One of the questions I get a lot when giving clothing workshops is “How did people store their clothes”? The answers are obviously very different across the classes, but in general my audience wants to know about the gentry and nobility.
Let’s start with closets. Yes, closets existed. Both in the modern sense of a large cupboard in which you store things and in the more historical sense of “a smaller room off a main living space, where you also stored things”. You see modern-type built in closets in many period homes, though they’re often hidden. They usually flank fireplaces, doorways, or built-in nooks for beds. The period idea of a closet was part of a suite of rooms that made up a person’s private chambers. There would be a bedroom, a study or boudoir, and often a closet or dressing room. This all varied widely so there’s no hard and fast rule as to what set-up your characters might have (and don’t forget to take in the era in which the house was built).
Regardless of what rooms your house has, the clothing storage will be of three types: chests (the classic flip-top large box), chest of drawers (just like today) and the clothes press/wardrobe (not like the big one that leads to Narnia). Clothes presses are most similar to what Americans now call “high boys” (which are a form of raised clothes press).
Clothes presses have drawers at the bottom and then an open space with pull-out shelves at the top behind doors. Later on (late 19thC) you get the kind with half the space given over to hanging garments and half to shelves). So your clothing would be carefully folded and organized among these various options, but in general it would not be hung as it often is today (I’ve heard their might have been pegs or a line for awkward items like false rumps, hoops, etc., but I’ve never seen this in practice outside of satirical drawings of how the poor lived).
It’s also likely that clothes were cycled, so you didn’t have everything in your room at once, just the things you needed for the season you were in. Clothing for other seasons would be packed away and stored in the attics (hence the treasure troves occasionally unearthed ). At the end of each season, you would decide what was worth packing away for use the next year and what you would get rid of (this retired clothing was generally a perq of the lady’s maid, who could refashion it for her own use or sell it).
For more insight into period homes, I highly recommend Georgian & Regency Houses Explained by Trevor Yorke.
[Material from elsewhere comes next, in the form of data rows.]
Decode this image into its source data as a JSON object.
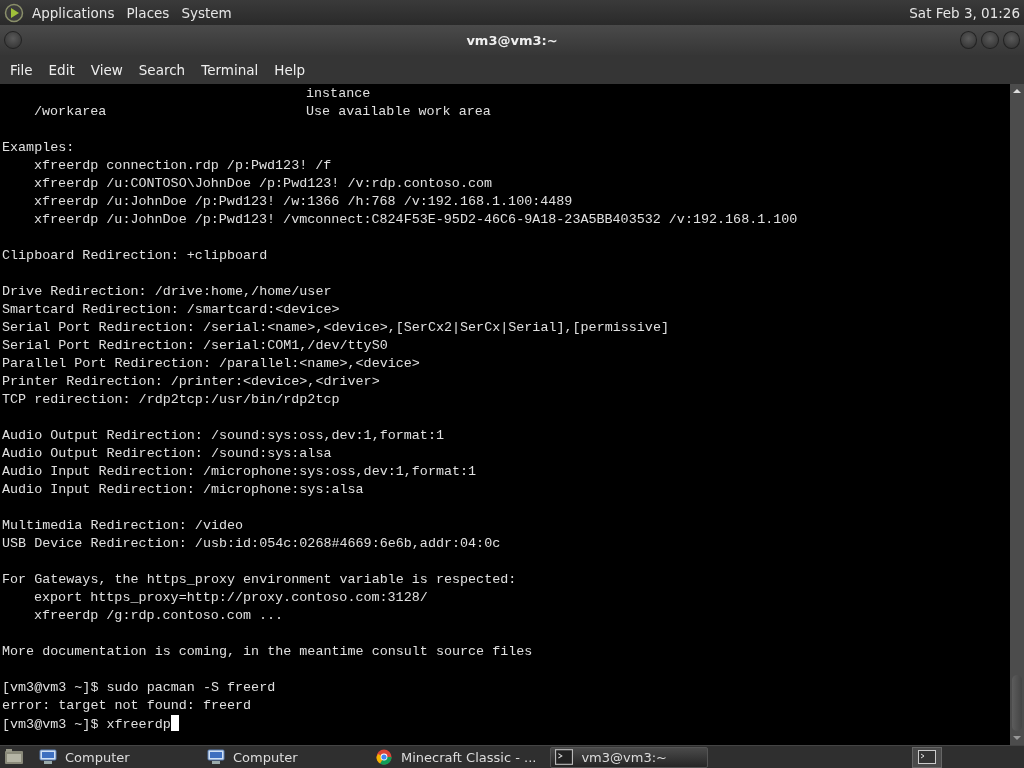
{
  "top_panel": {
    "menus": [
      "Applications",
      "Places",
      "System"
    ],
    "clock": "Sat Feb 3, 01:26"
  },
  "window": {
    "title": "vm3@vm3:~"
  },
  "menu_bar": [
    "File",
    "Edit",
    "View",
    "Search",
    "Terminal",
    "Help"
  ],
  "terminal": {
    "options": [
      {
        "description": "instance"
      },
      {
        "option": "/workarea",
        "description": "Use available work area"
      }
    ],
    "blocks": [
      [
        {
          "kind": "plain",
          "text": "Examples:"
        },
        {
          "kind": "indented",
          "text": "xfreerdp connection.rdp /p:Pwd123! /f"
        },
        {
          "kind": "indented",
          "text": "xfreerdp /u:CONTOSO\\JohnDoe /p:Pwd123! /v:rdp.contoso.com"
        },
        {
          "kind": "indented",
          "text": "xfreerdp /u:JohnDoe /p:Pwd123! /w:1366 /h:768 /v:192.168.1.100:4489"
        },
        {
          "kind": "indented",
          "text": "xfreerdp /u:JohnDoe /p:Pwd123! /vmconnect:C824F53E-95D2-46C6-9A18-23A5BB403532 /v:192.168.1.100"
        }
      ],
      [
        {
          "kind": "plain",
          "text": "Clipboard Redirection: +clipboard"
        }
      ],
      [
        {
          "kind": "plain",
          "text": "Drive Redirection: /drive:home,/home/user"
        },
        {
          "kind": "plain",
          "text": "Smartcard Redirection: /smartcard:<device>"
        },
        {
          "kind": "plain",
          "text": "Serial Port Redirection: /serial:<name>,<device>,[SerCx2|SerCx|Serial],[permissive]"
        },
        {
          "kind": "plain",
          "text": "Serial Port Redirection: /serial:COM1,/dev/ttyS0"
        },
        {
          "kind": "plain",
          "text": "Parallel Port Redirection: /parallel:<name>,<device>"
        },
        {
          "kind": "plain",
          "text": "Printer Redirection: /printer:<device>,<driver>"
        },
        {
          "kind": "plain",
          "text": "TCP redirection: /rdp2tcp:/usr/bin/rdp2tcp"
        }
      ],
      [
        {
          "kind": "plain",
          "text": "Audio Output Redirection: /sound:sys:oss,dev:1,format:1"
        },
        {
          "kind": "plain",
          "text": "Audio Output Redirection: /sound:sys:alsa"
        },
        {
          "kind": "plain",
          "text": "Audio Input Redirection: /microphone:sys:oss,dev:1,format:1"
        },
        {
          "kind": "plain",
          "text": "Audio Input Redirection: /microphone:sys:alsa"
        }
      ],
      [
        {
          "kind": "plain",
          "text": "Multimedia Redirection: /video"
        },
        {
          "kind": "plain",
          "text": "USB Device Redirection: /usb:id:054c:0268#4669:6e6b,addr:04:0c"
        }
      ],
      [
        {
          "kind": "plain",
          "text": "For Gateways, the https_proxy environment variable is respected:"
        },
        {
          "kind": "indented",
          "text": "export https_proxy=http://proxy.contoso.com:3128/"
        },
        {
          "kind": "indented",
          "text": "xfreerdp /g:rdp.contoso.com ..."
        }
      ],
      [
        {
          "kind": "plain",
          "text": "More documentation is coming, in the meantime consult source files"
        }
      ],
      [
        {
          "kind": "plain",
          "text": "[vm3@vm3 ~]$ sudo pacman -S freerd"
        },
        {
          "kind": "plain",
          "text": "error: target not found: freerd"
        },
        {
          "kind": "prompt",
          "text": "[vm3@vm3 ~]$ xfreerdp"
        }
      ]
    ]
  },
  "taskbar": [
    {
      "kind": "computer",
      "label": "Computer",
      "selected": false
    },
    {
      "kind": "computer",
      "label": "Computer",
      "selected": false
    },
    {
      "kind": "browser",
      "label": "Minecraft Classic - ...",
      "selected": false
    },
    {
      "kind": "terminal",
      "label": "vm3@vm3:~",
      "selected": true
    }
  ]
}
Interesting post, Isobel! I do think people forget that hanging clothes up as we do now is a later practice. And now I want to check out Trevor Yorke’s book, which sounds lovely. Thanks for sharing!
They definitely hung things in shops when they were for sale (you see this in a lot of prints, with wares displayed on the walls), and they hung coats/cloaks on pegs in clubs, but hangers are Victorian. Clothes presses were sometimes reworked into what we think of wardrobes with a rod replacing the shelves so the furniture can be confusing too.
Fascinating post, Isobel. My brothers and my mother had huge wardrobes in their bedrooms in the house we lived in in England. They appeared to be fitted for hanging in design and each had a huge drawer at the bottom. In my room, however, I had something very like the last photo in this post. I was only nine when we moved there so it didn’t bother me. I just folded everything up. But my mother made my father fit a shower curtain rod across one corner of my room so she could hang up my dresses. We rented the house furnished, but looking back there were several pieces I really wish we could have brought home with us!